Uncle Benjen surveys him for a moment. Then, deciding he's passed some sort of secret test, he gives him a curt nod. "Take as much time as you need, son."

Jon watches them go before dismounting. Still he waits a little more. He's not sure why or what it is he's waiting for, he just does. Something shuffles. "What are you doing here?" he asks to a girl he can't see. "You should be in Winterfell by the fire, not out here in the cold."

He hears her struggle with the blankets, groan, and finally discard them. He wants to go help her, wants to mess up her hair and say something about little girls always needing their big brothers' help, but the only thing he does is hold his breath. He is no longer her big brother, not truly.

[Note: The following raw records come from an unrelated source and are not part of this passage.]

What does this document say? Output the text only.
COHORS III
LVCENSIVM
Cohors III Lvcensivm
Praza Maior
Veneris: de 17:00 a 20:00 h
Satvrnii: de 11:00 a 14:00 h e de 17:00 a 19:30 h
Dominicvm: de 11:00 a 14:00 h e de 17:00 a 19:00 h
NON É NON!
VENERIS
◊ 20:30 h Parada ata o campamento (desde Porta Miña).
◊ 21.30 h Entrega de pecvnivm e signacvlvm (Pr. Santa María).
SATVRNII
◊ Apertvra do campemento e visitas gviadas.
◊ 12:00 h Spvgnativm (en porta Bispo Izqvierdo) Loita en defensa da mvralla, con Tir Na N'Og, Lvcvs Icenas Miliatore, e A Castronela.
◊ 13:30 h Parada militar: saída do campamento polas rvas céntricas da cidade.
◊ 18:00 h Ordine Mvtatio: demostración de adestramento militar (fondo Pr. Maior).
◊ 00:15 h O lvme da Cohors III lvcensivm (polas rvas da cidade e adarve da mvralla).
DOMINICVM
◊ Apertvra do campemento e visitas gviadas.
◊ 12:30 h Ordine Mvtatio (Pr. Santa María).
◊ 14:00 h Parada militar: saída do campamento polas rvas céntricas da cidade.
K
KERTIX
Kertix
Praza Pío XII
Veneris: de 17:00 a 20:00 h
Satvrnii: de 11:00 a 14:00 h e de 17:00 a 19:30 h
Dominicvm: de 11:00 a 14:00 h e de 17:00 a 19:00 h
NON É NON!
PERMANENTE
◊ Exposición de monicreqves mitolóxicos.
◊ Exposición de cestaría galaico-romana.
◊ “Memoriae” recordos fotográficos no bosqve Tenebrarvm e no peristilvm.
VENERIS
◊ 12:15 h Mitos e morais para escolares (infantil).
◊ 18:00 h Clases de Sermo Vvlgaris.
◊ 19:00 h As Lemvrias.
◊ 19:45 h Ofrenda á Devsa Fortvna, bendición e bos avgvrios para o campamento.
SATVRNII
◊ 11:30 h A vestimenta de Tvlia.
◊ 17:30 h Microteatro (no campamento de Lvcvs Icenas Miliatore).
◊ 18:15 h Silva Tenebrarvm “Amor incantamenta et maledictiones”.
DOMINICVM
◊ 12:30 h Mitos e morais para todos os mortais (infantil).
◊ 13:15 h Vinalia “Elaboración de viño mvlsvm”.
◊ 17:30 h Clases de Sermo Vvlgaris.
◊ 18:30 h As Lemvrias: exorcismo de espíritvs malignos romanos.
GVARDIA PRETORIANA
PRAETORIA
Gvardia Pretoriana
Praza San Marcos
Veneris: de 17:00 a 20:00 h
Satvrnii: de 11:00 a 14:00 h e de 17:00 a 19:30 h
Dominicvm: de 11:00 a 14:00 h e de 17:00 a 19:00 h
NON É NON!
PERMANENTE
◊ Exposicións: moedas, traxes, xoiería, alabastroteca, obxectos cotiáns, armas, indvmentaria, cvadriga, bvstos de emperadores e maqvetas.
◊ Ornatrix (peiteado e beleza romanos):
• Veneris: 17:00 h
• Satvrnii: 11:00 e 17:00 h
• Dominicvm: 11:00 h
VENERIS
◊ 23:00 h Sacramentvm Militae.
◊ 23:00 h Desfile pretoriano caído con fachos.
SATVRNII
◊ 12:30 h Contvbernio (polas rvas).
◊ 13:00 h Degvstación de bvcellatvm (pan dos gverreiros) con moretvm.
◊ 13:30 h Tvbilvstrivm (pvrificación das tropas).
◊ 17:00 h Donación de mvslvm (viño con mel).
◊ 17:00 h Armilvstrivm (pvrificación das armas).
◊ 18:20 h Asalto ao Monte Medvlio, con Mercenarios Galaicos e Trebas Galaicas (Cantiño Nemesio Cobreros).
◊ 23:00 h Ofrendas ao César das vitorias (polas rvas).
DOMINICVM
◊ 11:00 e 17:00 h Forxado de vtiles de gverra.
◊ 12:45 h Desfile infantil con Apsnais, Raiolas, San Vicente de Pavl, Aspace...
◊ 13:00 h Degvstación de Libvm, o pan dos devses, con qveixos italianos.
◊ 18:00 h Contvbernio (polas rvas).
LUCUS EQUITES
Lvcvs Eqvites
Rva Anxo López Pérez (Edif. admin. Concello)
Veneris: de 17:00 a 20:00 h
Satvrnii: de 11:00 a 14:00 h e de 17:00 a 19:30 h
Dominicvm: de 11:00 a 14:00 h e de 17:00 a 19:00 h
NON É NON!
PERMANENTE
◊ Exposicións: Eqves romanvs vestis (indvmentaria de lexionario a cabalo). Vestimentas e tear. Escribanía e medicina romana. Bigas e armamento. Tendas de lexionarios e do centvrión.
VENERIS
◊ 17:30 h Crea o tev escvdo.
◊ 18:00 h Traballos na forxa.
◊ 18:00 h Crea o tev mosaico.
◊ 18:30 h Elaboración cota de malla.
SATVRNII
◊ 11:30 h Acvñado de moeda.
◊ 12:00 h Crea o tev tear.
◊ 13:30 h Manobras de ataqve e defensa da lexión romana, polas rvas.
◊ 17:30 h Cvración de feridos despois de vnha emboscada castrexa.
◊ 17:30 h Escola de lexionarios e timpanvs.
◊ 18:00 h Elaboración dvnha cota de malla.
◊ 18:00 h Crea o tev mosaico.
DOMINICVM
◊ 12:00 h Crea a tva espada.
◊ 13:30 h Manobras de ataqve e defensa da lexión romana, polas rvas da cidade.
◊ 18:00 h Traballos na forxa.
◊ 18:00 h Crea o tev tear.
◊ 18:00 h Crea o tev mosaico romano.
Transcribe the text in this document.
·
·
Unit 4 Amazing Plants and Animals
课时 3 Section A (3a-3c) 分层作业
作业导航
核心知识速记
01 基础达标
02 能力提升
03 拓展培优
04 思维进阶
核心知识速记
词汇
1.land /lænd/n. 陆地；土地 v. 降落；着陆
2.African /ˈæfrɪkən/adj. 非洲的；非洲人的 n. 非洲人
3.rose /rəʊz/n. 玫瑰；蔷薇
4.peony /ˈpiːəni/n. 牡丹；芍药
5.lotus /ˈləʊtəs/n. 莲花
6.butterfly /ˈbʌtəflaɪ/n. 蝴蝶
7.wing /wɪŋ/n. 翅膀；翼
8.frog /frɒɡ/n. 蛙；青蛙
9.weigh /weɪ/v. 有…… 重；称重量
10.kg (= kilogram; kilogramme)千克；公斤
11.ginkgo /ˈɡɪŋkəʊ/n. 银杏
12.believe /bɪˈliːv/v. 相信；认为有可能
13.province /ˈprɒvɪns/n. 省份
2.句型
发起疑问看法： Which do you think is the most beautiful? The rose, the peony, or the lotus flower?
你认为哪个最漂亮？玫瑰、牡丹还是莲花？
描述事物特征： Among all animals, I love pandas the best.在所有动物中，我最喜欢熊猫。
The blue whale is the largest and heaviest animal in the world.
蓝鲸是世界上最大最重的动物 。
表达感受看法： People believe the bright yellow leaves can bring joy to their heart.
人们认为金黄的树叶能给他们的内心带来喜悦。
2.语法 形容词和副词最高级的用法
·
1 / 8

She is right there in front of him before he can take in the sound of her ragged breathing, the sight of the flush that goes from the tip of her nose and stretches across the expanse of her cheeks. She is facing him with her stubborn face, the one she makes when her mother reminds her of the things ladies shouldn't do, the one that means she's made up her mind and there is nothing Jon can do about it.

"You're not coming with us," Jon blurts out, suddenly very much aware of Nymeria's presence, of the bundle of clothes, of the very Arya-ness of it all. "The Wall is no place for a girl—"

"I just came to say goodbye, idiot. Properly," she adds like an afterthought. The way she pronounces the word makes Jon think she's just become aware of its meaning.

"We've already said goodbye, little—Arya."

His heart clenches in his chest. And somehow, he knows she's fighting some sort of inner battle too. It's the wolves, he thinks.

But he isn't watching the wolves, he is watching Arya. It hits him now that this might be the last time he'll ever see her. He is sure, at least, that he'll never attend her wedding, or watch her fall in love for the first time, or see her use Needle—so he watches as her blush spreads and Jon pretends he is there with her, holding her hand.

"You must be freezing," he says, mostly because someone has to say something.

"I'm going to miss you," he hears her whisper. "I don't want you to leave..."

Jon sees the tears freeze before they finish their slow descent down her cheeks. He wants to wipe them off for her, but he doesn't think it's his place. Not anymore.

"I don't want to leave you either," he tells her truthfully. "But." he smiles as he lies, "I'll see you at Sansa's wedding and we'll throw lemon cakes at Prince Joffrey together."

She pretends to believe him, even chuckles and smiles like she did when they'd first said goodbye back at the castle.

Then her laughter dies, and with it the stars seemed to dim a little. The blood of the wolf, Jon reminds himself.

"You have to promise me something," she sayd in a voice that hints at secrets and danger and all that is forbidden. "And you must promise me true."

Jon holds her hands and speaks into the darkness, "I will, as long as it is a promise I can keep."

Arya's fingers intertwine with his. They're surprisingly warm and unsurprisingly gentle. She steps a little closer, so close he can see the eyelash that rests on her left cheek, and has to resist the urge to wipe it off for her. Then she speaks so softly that it takes him a moment to understand that she's asked, "Promise me that we will see each other again."

It is the fourth or sixth smile she's drawn out of him that night—he's lost count. His fingers stroke hers tenderly when he says he'll keep that promise gladly.

"Good," Arya says regally, as if she'd expected nothing less."Because I will see you again." Her lips brushes his quickly. "I swear."

As he watches her run towards the castle, the warmth of her touch lingers on his fingers, on his lips, on his chest. The wolf's blood runs strong in both of us, he thinks.